Background: I’m working at one of the largest hosting provider in europe, HEG. We got asked a few times if we want to start selling public cloud stuff (we already have VPS und private cloud in our portfolio), so we started to evaluate openstack, because this seemd to be “the new hotness”.
My requirements:
- host more than 10.000 instances
- shared storage for all of them
- provide private ip space for each customer
- full support for adding public ipv4 and ipv6 addresses to instances
- no single point of failure
- provide scaleable bandwith from 100mbit to at least 10gbit for each customer
- API for everything
- easy to maintain and to update/upgrade
These are a few of my personal requirements, lets compare this to openstack. They used iscsi a long time to provide blockdevices for virtual machines, this is fine in small environments but doesn’t scale, luckily they new also support ceph which is working fine. Openstack has many many services, all of them have APIs to interact with, but it is such a complex construct which makes it hard to understand and to modify. The APIs have docs but they weren’t easy to understand (but still useful, and hey, nothing is perfect). Major upgrades weren’t supported, the recommended way was to install new servers and migrate, this really sucks (but should have changed since the last release?).
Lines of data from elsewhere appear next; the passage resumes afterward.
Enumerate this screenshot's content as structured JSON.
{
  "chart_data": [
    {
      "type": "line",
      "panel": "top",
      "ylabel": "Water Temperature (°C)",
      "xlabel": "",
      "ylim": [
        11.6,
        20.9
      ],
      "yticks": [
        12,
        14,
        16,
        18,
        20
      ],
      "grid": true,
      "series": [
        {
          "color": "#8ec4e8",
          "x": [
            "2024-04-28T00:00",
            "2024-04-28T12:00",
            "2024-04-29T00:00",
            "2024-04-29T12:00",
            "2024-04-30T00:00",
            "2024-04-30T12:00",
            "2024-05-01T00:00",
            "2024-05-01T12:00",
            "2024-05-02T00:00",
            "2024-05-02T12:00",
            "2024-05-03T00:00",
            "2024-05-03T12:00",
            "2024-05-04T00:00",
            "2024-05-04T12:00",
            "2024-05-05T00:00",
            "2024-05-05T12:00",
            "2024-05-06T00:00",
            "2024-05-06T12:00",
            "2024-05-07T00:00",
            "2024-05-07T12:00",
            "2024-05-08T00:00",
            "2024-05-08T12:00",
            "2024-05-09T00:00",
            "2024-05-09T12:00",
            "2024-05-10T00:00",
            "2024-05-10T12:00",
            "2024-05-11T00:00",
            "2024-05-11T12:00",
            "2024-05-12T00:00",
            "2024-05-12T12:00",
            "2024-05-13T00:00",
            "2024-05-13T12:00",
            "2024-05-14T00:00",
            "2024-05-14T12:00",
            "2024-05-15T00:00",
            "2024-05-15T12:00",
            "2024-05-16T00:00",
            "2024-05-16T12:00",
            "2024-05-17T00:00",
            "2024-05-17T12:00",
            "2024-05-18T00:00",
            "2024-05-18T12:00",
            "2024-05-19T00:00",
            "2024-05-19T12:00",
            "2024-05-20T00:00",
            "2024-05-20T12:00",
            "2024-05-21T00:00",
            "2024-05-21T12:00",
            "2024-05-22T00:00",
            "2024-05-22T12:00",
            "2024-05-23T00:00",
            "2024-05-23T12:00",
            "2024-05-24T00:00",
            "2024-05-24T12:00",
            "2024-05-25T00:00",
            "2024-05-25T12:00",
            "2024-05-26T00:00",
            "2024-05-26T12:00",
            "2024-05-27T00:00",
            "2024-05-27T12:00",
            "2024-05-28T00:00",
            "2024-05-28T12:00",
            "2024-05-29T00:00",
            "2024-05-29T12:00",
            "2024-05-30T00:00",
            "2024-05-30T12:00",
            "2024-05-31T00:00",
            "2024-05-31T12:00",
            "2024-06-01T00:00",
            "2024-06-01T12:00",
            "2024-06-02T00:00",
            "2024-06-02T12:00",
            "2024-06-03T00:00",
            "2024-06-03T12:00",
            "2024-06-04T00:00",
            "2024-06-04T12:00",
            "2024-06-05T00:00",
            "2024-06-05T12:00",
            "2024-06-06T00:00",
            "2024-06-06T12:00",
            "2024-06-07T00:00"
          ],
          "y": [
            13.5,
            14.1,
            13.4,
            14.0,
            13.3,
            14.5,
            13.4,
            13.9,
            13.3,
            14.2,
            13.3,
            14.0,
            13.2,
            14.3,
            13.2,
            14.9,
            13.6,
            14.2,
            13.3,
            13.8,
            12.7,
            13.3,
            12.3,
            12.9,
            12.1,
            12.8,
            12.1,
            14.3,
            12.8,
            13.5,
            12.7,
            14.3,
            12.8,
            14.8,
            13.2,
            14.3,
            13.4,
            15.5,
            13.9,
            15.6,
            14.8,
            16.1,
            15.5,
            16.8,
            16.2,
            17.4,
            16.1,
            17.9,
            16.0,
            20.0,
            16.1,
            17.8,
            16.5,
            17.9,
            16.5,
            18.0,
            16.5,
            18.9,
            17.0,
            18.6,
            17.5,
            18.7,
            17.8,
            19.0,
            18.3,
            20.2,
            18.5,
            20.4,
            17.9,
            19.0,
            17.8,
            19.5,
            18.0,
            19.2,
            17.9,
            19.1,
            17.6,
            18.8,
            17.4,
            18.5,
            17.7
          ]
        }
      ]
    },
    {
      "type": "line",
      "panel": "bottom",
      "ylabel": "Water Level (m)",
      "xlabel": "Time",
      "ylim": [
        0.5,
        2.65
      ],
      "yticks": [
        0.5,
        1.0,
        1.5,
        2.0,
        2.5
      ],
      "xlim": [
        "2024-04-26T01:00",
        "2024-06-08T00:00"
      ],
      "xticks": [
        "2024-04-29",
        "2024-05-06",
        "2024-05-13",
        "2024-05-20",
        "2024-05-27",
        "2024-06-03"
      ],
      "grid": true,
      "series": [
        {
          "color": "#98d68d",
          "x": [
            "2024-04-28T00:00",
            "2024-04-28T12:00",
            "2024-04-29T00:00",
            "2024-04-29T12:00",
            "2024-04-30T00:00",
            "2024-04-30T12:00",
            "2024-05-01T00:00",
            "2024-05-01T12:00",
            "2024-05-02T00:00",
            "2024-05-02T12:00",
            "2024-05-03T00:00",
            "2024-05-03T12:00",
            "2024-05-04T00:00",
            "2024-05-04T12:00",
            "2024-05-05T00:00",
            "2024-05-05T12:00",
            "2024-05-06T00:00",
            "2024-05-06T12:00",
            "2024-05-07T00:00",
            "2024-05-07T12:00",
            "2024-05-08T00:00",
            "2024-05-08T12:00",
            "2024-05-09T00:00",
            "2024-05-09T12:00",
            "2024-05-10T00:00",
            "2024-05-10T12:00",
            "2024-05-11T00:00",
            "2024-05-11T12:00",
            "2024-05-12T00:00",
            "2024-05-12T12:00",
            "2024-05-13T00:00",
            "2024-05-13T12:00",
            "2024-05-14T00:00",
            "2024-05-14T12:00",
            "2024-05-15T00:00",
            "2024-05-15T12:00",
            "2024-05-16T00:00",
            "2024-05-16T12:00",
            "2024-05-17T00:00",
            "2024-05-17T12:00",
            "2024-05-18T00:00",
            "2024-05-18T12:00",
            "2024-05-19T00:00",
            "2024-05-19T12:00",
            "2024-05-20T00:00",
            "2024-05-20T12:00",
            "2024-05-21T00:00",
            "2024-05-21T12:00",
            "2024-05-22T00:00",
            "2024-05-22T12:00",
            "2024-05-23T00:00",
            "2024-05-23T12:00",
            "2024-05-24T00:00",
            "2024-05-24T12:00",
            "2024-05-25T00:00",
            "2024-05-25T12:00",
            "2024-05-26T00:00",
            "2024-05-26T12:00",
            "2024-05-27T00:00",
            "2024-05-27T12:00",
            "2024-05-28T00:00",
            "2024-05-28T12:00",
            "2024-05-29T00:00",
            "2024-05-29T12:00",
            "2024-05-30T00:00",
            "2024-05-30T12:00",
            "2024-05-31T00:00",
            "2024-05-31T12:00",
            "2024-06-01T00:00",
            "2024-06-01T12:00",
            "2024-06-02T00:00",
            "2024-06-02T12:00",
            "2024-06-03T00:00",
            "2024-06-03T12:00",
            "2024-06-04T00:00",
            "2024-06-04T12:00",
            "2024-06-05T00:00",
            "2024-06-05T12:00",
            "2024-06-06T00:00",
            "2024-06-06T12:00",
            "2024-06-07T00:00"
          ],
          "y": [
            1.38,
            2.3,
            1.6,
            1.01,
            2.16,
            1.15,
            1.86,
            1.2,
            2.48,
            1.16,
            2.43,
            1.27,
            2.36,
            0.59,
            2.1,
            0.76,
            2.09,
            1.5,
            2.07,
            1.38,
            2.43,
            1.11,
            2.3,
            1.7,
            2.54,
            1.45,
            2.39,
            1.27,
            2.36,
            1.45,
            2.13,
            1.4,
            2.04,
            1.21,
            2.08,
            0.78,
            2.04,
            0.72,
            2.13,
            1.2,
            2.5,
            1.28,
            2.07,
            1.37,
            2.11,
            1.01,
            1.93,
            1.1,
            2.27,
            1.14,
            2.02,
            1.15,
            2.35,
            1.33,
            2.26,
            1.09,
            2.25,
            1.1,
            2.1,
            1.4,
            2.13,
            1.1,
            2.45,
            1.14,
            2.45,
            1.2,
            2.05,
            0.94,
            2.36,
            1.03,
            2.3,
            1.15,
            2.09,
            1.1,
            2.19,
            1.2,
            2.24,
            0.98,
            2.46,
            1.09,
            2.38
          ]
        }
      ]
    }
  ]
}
Their network design is a huge issue and a no-go. The neutron service is designed to build a fully meshed network via GRE tunnels and you only have one gateway to the outside (relies on openvswitch). This is a huge SPOF and not acceptable. It is possible to build active/passive neutron nodes, but even this is bad because it is hard to build a single node that handles multiple 10G links and traffic for more than 10.000 machines. Also, GRE doesn’t scale, more than 50 nodes in one availability zone weren’t recommended ( one zone = one fully meshed GRE setup). Since few months, you can use OpenContrail as an alternative solution to openvswitch. Their development is really slow, the code is unstable/partly broken and they use way to many technologies: rabbitmq, cassandra, zookeeper, redis, python, C/C++, and many more
Conclusion: Openstack is nice, and may works fine in smaller environments (less than 100 Nodes?), but it simply doesn’t scale in larger networks. It was easier to build a KVM infrastructure from scratch than deploying openstack. I’ve written down some information about a FOSS KVM solution that scales way better on github.